All’esuberante senso del colore, strutturato su improvvisi accenti timbrici e inaspettate variazioni tonali, corrisponde, perciò, la necessità di provare a costruire attraverso il bianco, inteso come negazione del colore stesso, un luogo in cui la voce del silenzio può offrirsi come irrinunciabile opportunità per scandagliare inaspettate profondità. Un luogo interiore, in cui l’esistenza vissuta, gli accadimenti quotidiani si trasfigurano, a suggerire profondità incommensurabili, che si sviluppano senza soluzione di continuità ben al di là dei limiti fisici della tela.

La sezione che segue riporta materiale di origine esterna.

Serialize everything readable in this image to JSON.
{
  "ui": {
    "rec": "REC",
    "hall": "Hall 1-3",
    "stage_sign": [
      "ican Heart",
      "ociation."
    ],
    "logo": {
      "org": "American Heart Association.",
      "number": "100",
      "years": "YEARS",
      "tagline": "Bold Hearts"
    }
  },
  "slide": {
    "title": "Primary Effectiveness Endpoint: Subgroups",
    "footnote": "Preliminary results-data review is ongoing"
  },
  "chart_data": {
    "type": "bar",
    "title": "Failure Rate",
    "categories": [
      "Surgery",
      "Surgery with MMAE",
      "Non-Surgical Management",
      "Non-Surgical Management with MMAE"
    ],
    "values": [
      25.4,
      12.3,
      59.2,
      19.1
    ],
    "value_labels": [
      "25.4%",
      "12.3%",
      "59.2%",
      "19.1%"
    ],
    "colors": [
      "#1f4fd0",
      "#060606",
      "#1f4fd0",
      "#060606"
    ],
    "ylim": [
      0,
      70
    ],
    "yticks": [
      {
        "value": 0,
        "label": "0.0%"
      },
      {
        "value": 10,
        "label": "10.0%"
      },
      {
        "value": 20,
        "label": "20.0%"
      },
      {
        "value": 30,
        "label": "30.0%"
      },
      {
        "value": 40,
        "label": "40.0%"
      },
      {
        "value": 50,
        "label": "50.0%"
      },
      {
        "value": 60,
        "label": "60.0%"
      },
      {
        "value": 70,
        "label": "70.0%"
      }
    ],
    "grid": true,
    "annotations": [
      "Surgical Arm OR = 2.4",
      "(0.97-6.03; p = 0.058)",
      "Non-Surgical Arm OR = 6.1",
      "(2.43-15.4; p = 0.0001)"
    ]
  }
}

Nel percorso di ricerca che Rita Mele ha costruito e con tenacia continua a costruire, seguendo un cammino spesso accidentato, in cui le certezze non sono mai assolute, il silenzio si pone, infatti, come sottile linea di demarcazione tra lo spazio occupato dagli incomprensibili percorsi della vita quotidiana, che ha perso di vista le esigenze reali delle singole esistenze, e uno spazio dello spirito, più che della geografia, in cui è possibile affrontare la difficile convivenza tra la solitudine dell’essere e la necessità comunicativa dell’esistere.